Figure 12 shows the recall-precision curves of the proposed method and YOLOv3. The curve of the proposed method is generated by adjusting only the SVM threshold of the road sign HV. Since some of the true corners may be missed in the steps prior to the road sign HV, the recall of the proposed method cannot reach 100% by adjusting only the SVM threshold. Although the detection performance of the proposed method is slightly lower than YOLOv3, the proposed method may be more effective than YOLOv3 in a vehicle localization system when considering real time processing. The proposed method takes a total of about 66.7 ms and can process 15 frames per second. However, YOLOv3 takes a total of about 4802 ms on the CPU even if the input image resolution is reduced to a quarter (640 × 512). Yet, the processing time for all three methods can be significantly reduced through a high-performance parallel processing H/W like the GPU, but the price and operating conditions of the GPU have not yet met the requirements of a vehicle.

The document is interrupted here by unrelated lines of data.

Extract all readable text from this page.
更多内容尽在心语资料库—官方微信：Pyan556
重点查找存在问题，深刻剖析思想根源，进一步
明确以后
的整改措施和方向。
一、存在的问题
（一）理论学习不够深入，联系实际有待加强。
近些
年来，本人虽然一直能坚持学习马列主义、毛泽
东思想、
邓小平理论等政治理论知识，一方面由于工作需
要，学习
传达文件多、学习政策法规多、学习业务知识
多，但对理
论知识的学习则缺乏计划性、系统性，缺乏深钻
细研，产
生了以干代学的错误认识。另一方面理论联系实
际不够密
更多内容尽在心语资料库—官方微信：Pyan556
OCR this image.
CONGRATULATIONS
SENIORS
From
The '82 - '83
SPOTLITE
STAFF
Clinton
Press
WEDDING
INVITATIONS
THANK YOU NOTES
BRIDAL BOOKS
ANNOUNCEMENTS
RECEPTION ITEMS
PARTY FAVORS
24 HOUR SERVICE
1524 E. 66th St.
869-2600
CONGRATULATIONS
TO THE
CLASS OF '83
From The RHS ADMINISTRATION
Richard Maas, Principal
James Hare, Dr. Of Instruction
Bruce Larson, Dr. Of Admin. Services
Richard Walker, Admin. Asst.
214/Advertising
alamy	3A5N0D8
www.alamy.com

Figure 13 shows good detection results of both the proposed method and YOLOv3. In
Figure 13, a red box depicts a detection result and a green box depicts a ground truth. In the sub-figures of
Figure 13, the left side is the result of the proposed method and the right side is the result of YOLOv3. Even in cases that the contrast between a road sign and background is too low to find the boundary clearly between them as shown in
Figure 13a,b, both the proposed method and YOLO v3 detect a road sign successfully.
Figure 13c shows that both methods can detect a partially occluded road sign. Although YOLOv3 adopts an appearance-based approach, this extracts many complicated features through deep CNN and can detect a partially occluded road sign. On the other hand, the proposed method uses relatively simple hand-craft features. However, due to the adoption of the part-based approach, the proposed method can detect also a partially occluded road sign if more than three corners of the road sign are detected. As shown in
Figure 13d, the proposed method can find the boundary of the rotated road sign more accurately than YOLOv3 because the proposed method detects the corners of the sign. In the localization system, it is important to accurately detect the image points corresponding to the reference points of a road sign stored in the map. In this view point, the part-based approach such as the proposed method is more advantageous than the appearance-based approach.
Figure 13e,f show that both methods detect a road sign whose background is divided into two regions. However,
Figure 14a shows that this kind of a road sign may be sometimes detected as two separate ones by both methods.
Figure 13g–j show that road signs whose aspect ratios and kinds are different can be detected well by both methods.
Figure 14 shows examples where there is an error in at least one of the detection results of both methods. The proposed method detects incorrectly one road sign as two separate ones which is shown in
Figure 14a. However, this error can be solved by applying the NMS between different corner types.
Figure 14b shows an example that the proposed method fails to integrate the overlapped road sign hypotheses correctly because of the tight conditions of the road sign NMS. The proposed method is based on the part-based approach and the method does not utilize the inside patterns on a road sign as detection features. As a result, the proposed method can unintentionally detect a road sign not facing an ego-vehicle, which is shown in
Figure 14c. However, YOLOv3 can filter out these unintended detections by utilizing the inside patterns of the sign. On the other hand, this utilization of the inside patterns causes the side effect that the letter patterns on the background can be falsely detected as a road sign, which is shown in
Figure 14e.
Figure 14d shows the detection failures of road signs far from an ego-vehicle. Only the proposed method detected one of two road signs in the far distance. Yet, if the processing time is no matter, YOLOv3 may detect the road signs in the far distance by increasing the input image resolution.